We followed the same path. We punched the same intercom button. The door buzzed, and we both walked into a large, empty lobby. The gray linoleum floors had been buffed to a high shine. A grease board proudly listed today’s specials as chicken pot pie, cooked carrots, and caramel pudding cup.

“Maybe we should stick around for lunch,” Hawk said.

A large dining room with yellowed lace curtains opened up to the left. Pink carnations adorned every table. Pink tablecloths covered every table. Motel art of Cape Cod sunsets and fruit bowls lined the walls. The air smelled of bacon, weak coffee, and heavy doses of Pine-Sol.

There was music while we walked. Several families sat in a large open TV room catching an episode of The Lawrence Welk Show. Small children sat on laps of frail, colorless people. Some were old. Some weren’t. The ones dying weren’t hard to spot. I didn’t see peace on their faces, only a grudging bit of understanding. Lawrence conducted on the new modern television. Children giggled and laughed, zipping through legs. They jumped from lap to lap.

From behind a desk, a woman in an orange dress looked us over. She appeared to be in her late fifties or early sixties and wore a lot of blue shadow as once had been the style. Her hair was dyed red and had been recently done. She wore many bright gold chains and rings.

She asked, “Yes?”

“We came with Mr. Broz,” I said. “We’re his fashion coordinators, Mr. Salt and Mr. Pepper.”

Hawk looked at me and raised a single eyebrow. The woman stared at us for a moment.

“Room three-oh-eight,” she said.

I nodded. She went back to her computer screen.
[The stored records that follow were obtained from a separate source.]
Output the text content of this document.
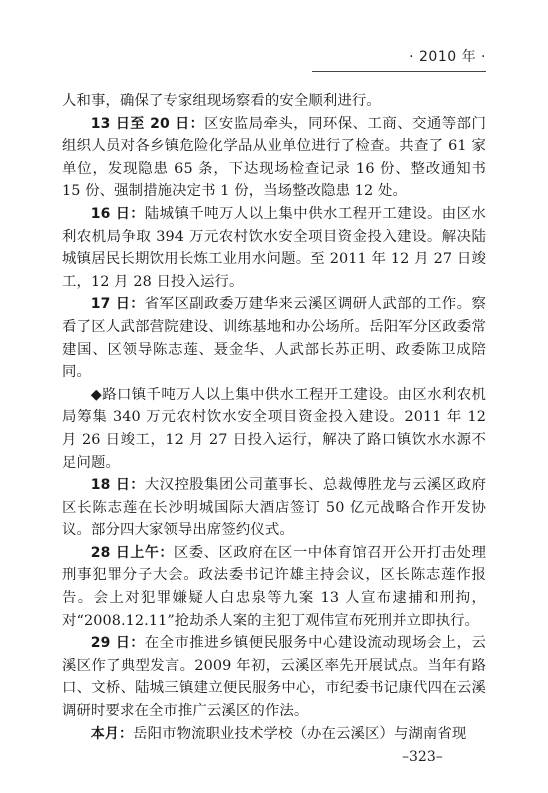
· 2010 年 ·

人和事，确保了专家组现场察看的安全顺利进行。

13 日至 20 日：区安监局牵头，同环保、工商、交通等部门组织人员对各乡镇危险化学品从业单位进行了检查。共查了 61 家单位，发现隐患 65 条，下达现场检查记录 16 份、整改通知书 15 份、强制措施决定书 1 份，当场整改隐患 12 处。

16 日：陆城镇千吨万人以上集中供水工程开工建设。由区水利农机局争取 394 万元农村饮水安全项目资金投入建设。解决陆城镇居民长期饮用长炼工业用水问题。至 2011 年 12 月 27 日竣工，12 月 28 日投入运行。

17 日：省军区副政委万建华来云溪区调研人武部的工作。察看了区人武部营院建设、训练基地和办公场所。岳阳军分区政委常建国、区领导陈志莲、聂金华、人武部长苏正明、政委陈卫成陪同。

◆路口镇千吨万人以上集中供水工程开工建设。由区水利农机局筹集 340 万元农村饮水安全项目资金投入建设。2011 年 12 月 26 日竣工，12 月 27 日投入运行，解决了路口镇饮水水源不足问题。

18 日：大汉控股集团公司董事长、总裁傅胜龙与云溪区政府区长陈志莲在长沙明城国际大酒店签订 50 亿元战略合作开发协议。部分四大家领导出席签约仪式。

28 日上午：区委、区政府在区一中体育馆召开公开打击处理刑事犯罪分子大会。政法委书记许雄主持会议，区长陈志莲作报告。会上对犯罪嫌疑人白忠泉等九案 13 人宣布逮捕和刑拘，对“2008.12.11”抢劫杀人案的主犯丁观伟宣布死刑并立即执行。

29 日：在全市推进乡镇便民服务中心建设流动现场会上，云溪区作了典型发言。2009 年初，云溪区率先开展试点。当年有路口、文桥、陆城三镇建立便民服务中心，市纪委书记康代四在云溪调研时要求在全市推广云溪区的作法。

本月：岳阳市物流职业技术学校（办在云溪区）与湖南省现

–323–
We took the elevator to the third floor and quickly found the room. The door was open. More lacy curtains covered a single window. A plush red leather chair and a small chest of drawers sat in a corner. The chest was covered with an old-fashioned lace doily, as if it could make the room feel less like a hospital. The walls were cinder block. Stainless-steel railings had been strategically placed along the way for support. A wooden cross with a golden Christ hung over the washbasin.
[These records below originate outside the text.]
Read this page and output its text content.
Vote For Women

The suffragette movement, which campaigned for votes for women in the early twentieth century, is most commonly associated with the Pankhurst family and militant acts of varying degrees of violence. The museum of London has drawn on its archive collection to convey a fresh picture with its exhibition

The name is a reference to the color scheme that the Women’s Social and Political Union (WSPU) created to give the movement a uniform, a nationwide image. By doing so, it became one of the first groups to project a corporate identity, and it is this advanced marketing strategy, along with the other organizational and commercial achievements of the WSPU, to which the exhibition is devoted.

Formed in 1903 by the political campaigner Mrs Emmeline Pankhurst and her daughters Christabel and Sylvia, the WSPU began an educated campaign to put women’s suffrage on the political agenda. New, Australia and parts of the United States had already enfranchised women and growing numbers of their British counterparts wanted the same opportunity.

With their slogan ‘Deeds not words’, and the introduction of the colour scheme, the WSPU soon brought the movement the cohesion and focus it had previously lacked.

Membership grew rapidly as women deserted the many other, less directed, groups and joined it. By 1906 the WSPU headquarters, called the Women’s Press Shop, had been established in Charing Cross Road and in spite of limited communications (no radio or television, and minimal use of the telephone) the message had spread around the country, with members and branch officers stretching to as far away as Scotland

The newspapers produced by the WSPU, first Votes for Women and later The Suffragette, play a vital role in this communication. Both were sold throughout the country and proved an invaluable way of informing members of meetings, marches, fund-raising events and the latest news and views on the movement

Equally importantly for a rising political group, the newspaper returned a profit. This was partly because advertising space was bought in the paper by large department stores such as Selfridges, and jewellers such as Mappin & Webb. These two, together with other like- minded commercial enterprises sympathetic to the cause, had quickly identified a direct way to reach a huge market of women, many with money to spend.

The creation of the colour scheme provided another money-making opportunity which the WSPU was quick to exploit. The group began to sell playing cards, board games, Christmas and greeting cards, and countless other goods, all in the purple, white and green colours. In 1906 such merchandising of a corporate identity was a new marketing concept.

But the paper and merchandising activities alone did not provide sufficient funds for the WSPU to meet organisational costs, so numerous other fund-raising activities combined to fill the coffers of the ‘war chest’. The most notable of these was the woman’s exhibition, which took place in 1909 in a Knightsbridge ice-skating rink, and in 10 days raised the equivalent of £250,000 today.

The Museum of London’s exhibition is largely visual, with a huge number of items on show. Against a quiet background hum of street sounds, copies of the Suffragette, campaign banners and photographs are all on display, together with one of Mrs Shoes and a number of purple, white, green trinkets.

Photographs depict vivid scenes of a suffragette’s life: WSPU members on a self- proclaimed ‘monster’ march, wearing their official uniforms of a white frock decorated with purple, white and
The floor was very quiet. There was the smell of sickness and decay that no cleaner could ever remove. A weak winter light bled through the window as we walked inside.

Gerry Broz sat on a small chair with his hands tented in prayer. A shriveled man with tubes up his nose slept on the bed before him.

I knew the old man.

When I’d first met Joe Broz, he’d been full of balls and bluster. I recalled him wearing a white suit, a white vest, a dark blue shirt, and a white tie. He’d sported a gold chain across the vest and a large diamond ring on his little finger. He’d called me a wiseass punk.

Broz was once the most feared man in Boston and the state of Massachusetts. He was petty, greedy, and violent. At the top of his game, he had state senators and police officials in his pocket. He owned the city.

We had an unusual relationship until he disappeared. He kept his word. Often, he tried to have me killed. At least once, he’d expected Vinnie to do it.